Everyone’s smile is unique. Some people love their smile as it is, and others consult their dentist on how to improve some cosmetic issues. One of the issues that many people have with their smile is crooked or misaligned teeth.
Having mildly crooked teeth is not likely to have a huge impact on your smile or oral health. However, moderate to severely crooked teeth can create more problems than those that are simple aesthetic.
Poor Oral Health
Having crooked teeth can make it difficult to clean your teeth properly. As a result, your oral hygiene routine will be ineffective in protecting you from developing dental issues. For example, brushing and flossing your teeth are methods you use to remove plaque from your teeth. This is vital for your oral health because plaque can wreak havoc on your oral and overall well-being.
Plaque is a type of harmful bacteria that grows in your mouth and sticks to every surface. The goal of brushing and flossing your teeth is to remove this bacteria before it damages your teeth and gums. However, crooked teeth can impede your ability to remove plaque.
If your teeth are not aligned, you may not be able to reach every surface of your teeth. Additionally, it can make it difficult or impossible to floss your teeth properly.
As a result, people with crooked teeth are more likely to develop tooth decay and gum disease. This is because they cannot adequately remove plaque from the surfaces of your teeth and gums.
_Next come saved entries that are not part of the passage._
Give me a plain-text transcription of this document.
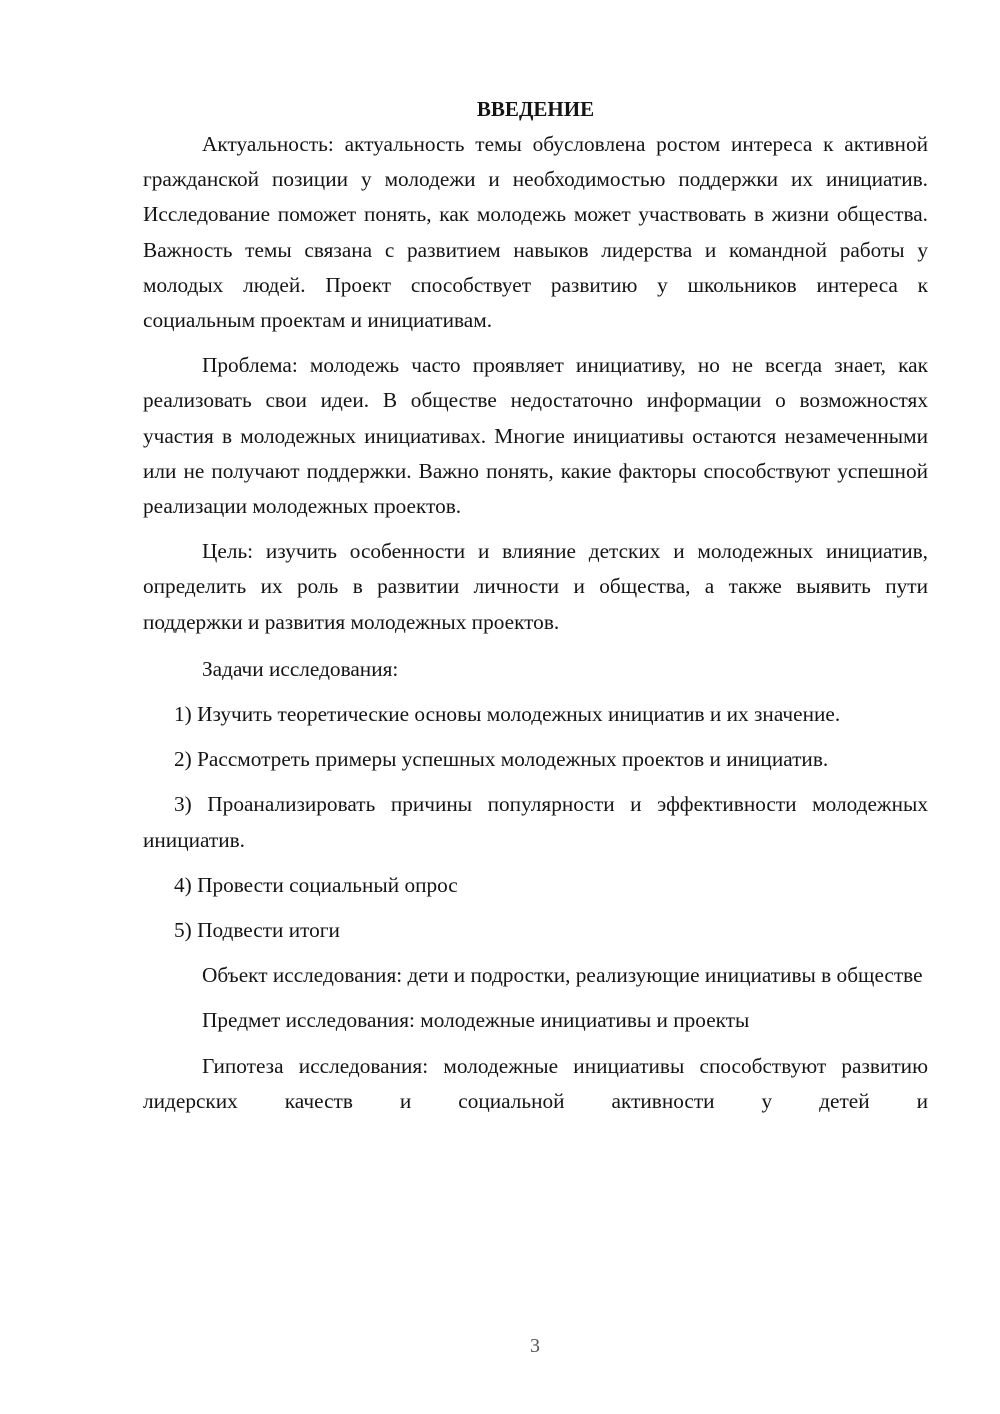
ВВЕДЕНИЕ

Актуальность: актуальность темы обусловлена ростом интереса к активной гражданской позиции у молодежи и необходимостью поддержки их инициатив. Исследование поможет понять, как молодежь может участвовать в жизни общества. Важность темы связана с развитием навыков лидерства и командной работы у молодых людей. Проект способствует развитию у школьников интереса к социальным проектам и инициативам.

Проблема: молодежь часто проявляет инициативу, но не всегда знает, как реализовать свои идеи. В обществе недостаточно информации о возможностях участия в молодежных инициативах. Многие инициативы остаются незамеченными или не получают поддержки. Важно понять, какие факторы способствуют успешной реализации молодежных проектов.

Цель: изучить особенности и влияние детских и молодежных инициатив, определить их роль в развитии личности и общества, а также выявить пути поддержки и развития молодежных проектов.

Задачи исследования:

1) Изучить теоретические основы молодежных инициатив и их значение.

2) Рассмотреть примеры успешных молодежных проектов и инициатив.

3) Проанализировать причины популярности и эффективности молодежных инициатив.

4) Провести социальный опрос

5) Подвести итоги

Объект исследования: дети и подростки, реализующие инициативы в обществе

Предмет исследования: молодежные инициативы и проекты

Гипотеза исследования: молодежные инициативы способствуют развитию лидерских качеств и социальной активности у детей и

3
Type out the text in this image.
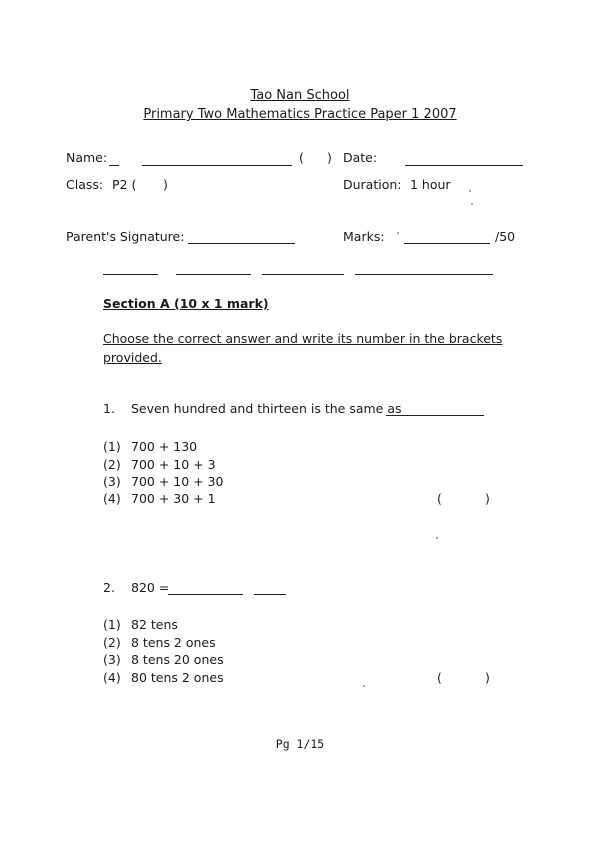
Tao Nan School
Primary Two Mathematics Practice Paper 1 2007
Name:	( ) Date:
Class: P2 ( )	Duration: 1 hour
Parent's Signature:	Marks:	/50
Section A (10 x 1 mark)
Choose the correct answer and write its number in the brackets
provided.
1. Seven hundred and thirteen is the same as
(1) 700 + 130
(2) 700 + 10 + 3
(3) 700 + 10 + 30
(4) 700 + 30 + 1	(	)
2. 820 =
(1) 82 tens
(2) 8 tens 2 ones
(3) 8 tens 20 ones
(4) 80 tens 2 ones	(	)
Pg 1/15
With aligned teeth, you will strike the tops of your teeth when you close your mouth. This is how your teeth should touch each other. It reduces the chances of your teeth chipping or becoming prematurely worn. However, crooked teeth are more susceptible to damage and erosion. This is because your teeth may naturally strike parts of your teeth that shouldn’t receive a high impact.
Over time, your teeth may become worn, meaning the edges and ridges of your teeth flatten. This can impact your ability to chew your food. Additionally, worn teeth are more susceptible to tooth decay. This is because erosion damages your enamel—the protective layer of your teeth. Unfortunately, it is easier for bacteria to cause cavities.
Temporomandibular Joint Disorder (TMJ)
With crooked teeth, it is possible for you to move your jaw in a way that your teeth don’t hurt when you chew. If you have ever bitten incorrectly, you know that it causes pain. With crooked teeth, you may do this often and not even realize it. When your jaw moves out of alignment repeatedly, it can cause damage to the joint. Over time, you can develop a condition called temporomandibular joint disorder (TMJ).
TMJ can begin as a popping or clicking sensation in your jaw joint. However, it can continue to progress and cause problems if you do not seek treatment. For example, it is common for patients with TMJ to complain of frequent headaches. This is because TMJ can make the muscles in your jaw and face tight, causing tension headaches.